La conversación con la Secretaría de Seguridad del departamento de Antioquia revela que se desconoce la proliferación de estos hostales, porque básicamente no son inscritos en el registro hotelero.
“No creemos que el crecimiento de la capacidad hotelera en el Urabá tenga que ver con el fenómeno. Lo cierto es que sí se han creado lugares, sin registro, donde los migrantes pasan un par de días a un costo más bajo, pero no conocemos los datos de esta actividad”, le dijo a BBC Mundo, Balmore de Jesús González Mira, subsecretario de Seguridad de Antioquia.
“La migración ha tenido un impacto en la región, donde nos hemos visto en la necesidad de brindar una atención humanitaria a estas personas que atraviesan la región en condiciones muy precarias y bajo la amenaza de grupos armados y personas que desean estafarlos”, explicó el funcionario.
La última lancha
El embeleso de Paul y Mike con el mar lo rompe la avalancha de vendedores de que los acosan una vez llegan al puerto. No pueden evitar que los vendedores, que son como tiburones que perciben la sangre, noten no solo que son extranjeros, sino que son migrantes.
En pocos segundos les ofrecen bolsas negras de plástico para proteger su equipaje (porque el bote va a mucha velocidad, les dicen, y salpica mucha agua). La misma excusa sirve para venderles unos empaques de silicona para guardar el celular.
Les ofrecen botas pantaneras, de esas negras y duras que llegan hasta las rodillas, porque en la selva hay mucho pantano, les advierten. Y carpas, porque en la selva no hay donde dormir. Y ellos compran, porque no saben.
Andrés Felipe Vargas es uno de los que coordina el abordaje de los migrantes en las lanchas de la empresa Marítima El Caribe que los llevarán hasta Capurganá. Al principio, recuerda, no había tanto control.
“Ellos viajaban en el mismo bote que los turistas que iban a Capurganá y Sapzurro. La única diferencia es que iban siempre más abrigados que los demás, lo llevan todo puesto”, dice.
Pero esta mañana saldrán antes del mediodía dos lanchas. Una con turistas. Otra con migrantes.
“Los que iban de turismo comenzaron a quejarse de ellos, decían que por el olor.

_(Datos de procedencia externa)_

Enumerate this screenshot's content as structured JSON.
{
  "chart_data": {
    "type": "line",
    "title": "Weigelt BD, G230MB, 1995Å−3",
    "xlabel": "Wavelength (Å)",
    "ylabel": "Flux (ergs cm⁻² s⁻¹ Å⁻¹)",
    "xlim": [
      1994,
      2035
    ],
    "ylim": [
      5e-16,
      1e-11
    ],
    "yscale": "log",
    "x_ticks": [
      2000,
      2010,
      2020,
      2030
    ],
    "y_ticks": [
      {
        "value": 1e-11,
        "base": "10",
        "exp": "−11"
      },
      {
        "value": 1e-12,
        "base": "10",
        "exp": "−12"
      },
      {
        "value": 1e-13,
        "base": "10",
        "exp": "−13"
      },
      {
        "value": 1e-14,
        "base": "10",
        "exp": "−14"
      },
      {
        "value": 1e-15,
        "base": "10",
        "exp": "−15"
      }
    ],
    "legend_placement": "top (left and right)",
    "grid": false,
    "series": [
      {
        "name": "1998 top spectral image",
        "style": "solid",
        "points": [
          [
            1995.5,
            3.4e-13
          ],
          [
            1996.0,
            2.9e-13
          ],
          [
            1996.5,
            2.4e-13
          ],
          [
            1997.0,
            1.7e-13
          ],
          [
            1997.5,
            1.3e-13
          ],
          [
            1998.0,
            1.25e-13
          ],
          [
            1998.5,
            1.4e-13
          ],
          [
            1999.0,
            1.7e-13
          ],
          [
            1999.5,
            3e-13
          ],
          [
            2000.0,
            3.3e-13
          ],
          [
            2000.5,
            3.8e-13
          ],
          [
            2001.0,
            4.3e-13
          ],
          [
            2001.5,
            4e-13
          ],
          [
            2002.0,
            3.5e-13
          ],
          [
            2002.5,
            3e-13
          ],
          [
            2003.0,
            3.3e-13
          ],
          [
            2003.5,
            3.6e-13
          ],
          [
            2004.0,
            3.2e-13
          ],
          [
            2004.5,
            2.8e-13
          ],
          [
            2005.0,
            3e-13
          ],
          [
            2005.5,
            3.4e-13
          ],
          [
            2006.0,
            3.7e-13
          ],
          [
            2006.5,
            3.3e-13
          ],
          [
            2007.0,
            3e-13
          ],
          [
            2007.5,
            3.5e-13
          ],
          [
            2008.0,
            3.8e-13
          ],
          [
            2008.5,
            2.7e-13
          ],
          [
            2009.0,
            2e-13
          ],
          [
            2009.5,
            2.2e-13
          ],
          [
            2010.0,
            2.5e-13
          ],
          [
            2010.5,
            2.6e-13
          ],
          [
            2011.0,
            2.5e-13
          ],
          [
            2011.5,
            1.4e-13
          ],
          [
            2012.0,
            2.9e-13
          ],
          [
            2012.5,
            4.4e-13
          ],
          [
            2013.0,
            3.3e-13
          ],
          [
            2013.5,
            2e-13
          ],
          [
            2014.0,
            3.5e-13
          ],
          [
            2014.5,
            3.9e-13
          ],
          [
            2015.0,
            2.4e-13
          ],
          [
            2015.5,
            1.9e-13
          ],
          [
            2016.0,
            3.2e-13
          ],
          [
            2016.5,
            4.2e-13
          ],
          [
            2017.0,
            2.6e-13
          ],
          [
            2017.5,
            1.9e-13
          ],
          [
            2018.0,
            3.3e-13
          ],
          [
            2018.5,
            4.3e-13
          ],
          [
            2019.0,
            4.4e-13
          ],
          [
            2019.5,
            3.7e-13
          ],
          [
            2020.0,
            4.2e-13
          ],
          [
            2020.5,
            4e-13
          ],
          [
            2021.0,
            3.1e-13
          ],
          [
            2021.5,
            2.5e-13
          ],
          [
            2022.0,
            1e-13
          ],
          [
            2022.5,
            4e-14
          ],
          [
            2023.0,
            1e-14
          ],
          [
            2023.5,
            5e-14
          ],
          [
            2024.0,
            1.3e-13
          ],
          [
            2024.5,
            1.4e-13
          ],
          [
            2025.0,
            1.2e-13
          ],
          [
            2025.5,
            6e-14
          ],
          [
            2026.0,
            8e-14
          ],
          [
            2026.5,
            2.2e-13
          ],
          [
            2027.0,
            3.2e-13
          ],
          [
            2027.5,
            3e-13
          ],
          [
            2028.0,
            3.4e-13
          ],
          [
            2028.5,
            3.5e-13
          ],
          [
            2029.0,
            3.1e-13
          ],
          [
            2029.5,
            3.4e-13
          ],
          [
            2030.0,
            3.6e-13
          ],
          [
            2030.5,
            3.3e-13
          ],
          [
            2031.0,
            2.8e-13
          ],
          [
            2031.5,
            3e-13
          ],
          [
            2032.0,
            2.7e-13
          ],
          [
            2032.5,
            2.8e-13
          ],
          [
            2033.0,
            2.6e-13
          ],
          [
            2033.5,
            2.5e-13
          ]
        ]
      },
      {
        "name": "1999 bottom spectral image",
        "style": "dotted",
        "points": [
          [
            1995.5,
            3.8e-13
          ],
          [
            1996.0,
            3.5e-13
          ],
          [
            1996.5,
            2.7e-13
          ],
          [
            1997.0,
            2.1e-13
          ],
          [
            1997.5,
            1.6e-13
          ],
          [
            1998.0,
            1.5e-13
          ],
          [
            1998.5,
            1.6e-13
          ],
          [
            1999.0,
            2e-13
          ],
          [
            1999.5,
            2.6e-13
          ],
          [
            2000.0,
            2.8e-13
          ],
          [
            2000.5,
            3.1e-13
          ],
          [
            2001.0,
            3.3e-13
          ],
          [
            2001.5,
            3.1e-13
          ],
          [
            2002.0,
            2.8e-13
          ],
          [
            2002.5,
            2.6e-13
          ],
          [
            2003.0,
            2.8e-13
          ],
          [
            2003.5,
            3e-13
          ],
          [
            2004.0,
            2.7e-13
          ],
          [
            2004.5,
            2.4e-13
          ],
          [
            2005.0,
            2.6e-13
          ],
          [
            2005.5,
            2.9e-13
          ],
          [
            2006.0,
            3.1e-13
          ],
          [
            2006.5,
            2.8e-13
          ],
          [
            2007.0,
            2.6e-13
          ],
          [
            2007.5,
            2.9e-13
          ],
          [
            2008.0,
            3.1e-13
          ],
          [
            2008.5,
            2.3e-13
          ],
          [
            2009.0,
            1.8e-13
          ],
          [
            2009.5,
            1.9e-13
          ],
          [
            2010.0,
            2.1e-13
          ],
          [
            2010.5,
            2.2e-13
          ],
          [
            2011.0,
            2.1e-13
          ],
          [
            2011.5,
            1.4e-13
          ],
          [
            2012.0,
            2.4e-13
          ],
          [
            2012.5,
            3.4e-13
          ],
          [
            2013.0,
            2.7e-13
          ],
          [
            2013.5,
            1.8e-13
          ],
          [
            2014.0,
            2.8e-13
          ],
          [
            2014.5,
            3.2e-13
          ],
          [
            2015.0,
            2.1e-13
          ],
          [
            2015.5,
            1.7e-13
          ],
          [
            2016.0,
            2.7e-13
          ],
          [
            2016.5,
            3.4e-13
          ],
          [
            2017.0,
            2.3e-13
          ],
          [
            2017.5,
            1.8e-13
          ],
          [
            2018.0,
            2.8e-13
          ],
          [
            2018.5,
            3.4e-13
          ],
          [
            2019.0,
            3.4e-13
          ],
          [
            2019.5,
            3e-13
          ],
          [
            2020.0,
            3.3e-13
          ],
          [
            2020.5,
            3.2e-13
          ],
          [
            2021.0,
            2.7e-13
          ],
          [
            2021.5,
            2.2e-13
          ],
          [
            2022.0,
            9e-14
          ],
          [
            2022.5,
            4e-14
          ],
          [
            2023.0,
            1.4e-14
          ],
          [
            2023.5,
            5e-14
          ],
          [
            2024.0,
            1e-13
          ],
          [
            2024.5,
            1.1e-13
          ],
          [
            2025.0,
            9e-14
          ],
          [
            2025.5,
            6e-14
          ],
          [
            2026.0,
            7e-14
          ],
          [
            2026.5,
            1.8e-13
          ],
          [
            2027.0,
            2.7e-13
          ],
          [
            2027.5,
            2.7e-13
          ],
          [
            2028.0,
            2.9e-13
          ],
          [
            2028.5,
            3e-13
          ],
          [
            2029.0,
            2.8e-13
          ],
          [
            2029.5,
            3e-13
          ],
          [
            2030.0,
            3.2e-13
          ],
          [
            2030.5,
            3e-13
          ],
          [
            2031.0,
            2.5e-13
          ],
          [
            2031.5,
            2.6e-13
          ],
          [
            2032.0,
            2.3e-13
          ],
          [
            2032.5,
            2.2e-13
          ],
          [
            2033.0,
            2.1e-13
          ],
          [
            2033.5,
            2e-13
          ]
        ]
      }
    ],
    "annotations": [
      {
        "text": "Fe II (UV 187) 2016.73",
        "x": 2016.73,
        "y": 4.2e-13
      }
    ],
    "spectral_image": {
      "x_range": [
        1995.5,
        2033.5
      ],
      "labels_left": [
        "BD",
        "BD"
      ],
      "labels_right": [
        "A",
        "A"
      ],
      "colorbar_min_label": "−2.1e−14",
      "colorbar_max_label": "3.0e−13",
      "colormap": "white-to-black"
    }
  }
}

Y me tocó comenzar a enviar dos lanchas por separado. No lo pude evitar”, señala Vargas.
Vargas no está aquí para hablar de igualdad de derechos ni protección del más vulnerable. Llena lanchas, cobra por ello.
Paul y Mike solo pueden percibir el sabor del mar en su boca por las gotas que les golpean el rostro durante el viaje. Apenas llegan a Capurganá, aunque está poblada de playas y lugares para descansar, solo tienen tiempo para alistarse, asearse, continuar su camino.
Una vez atraviesen el Tapón del Darién estarán en Centroamérica.
Uno de los lugareños que los acompañan le pregunta a Paul en un inglés pedregoso: “¿Qué fue lo que más le gustó de Colombia?”
Paul se queda en silencio. Se mira con Mike y le responde: “Nada en verdad. No siento que nos hayan tratado muy bien”.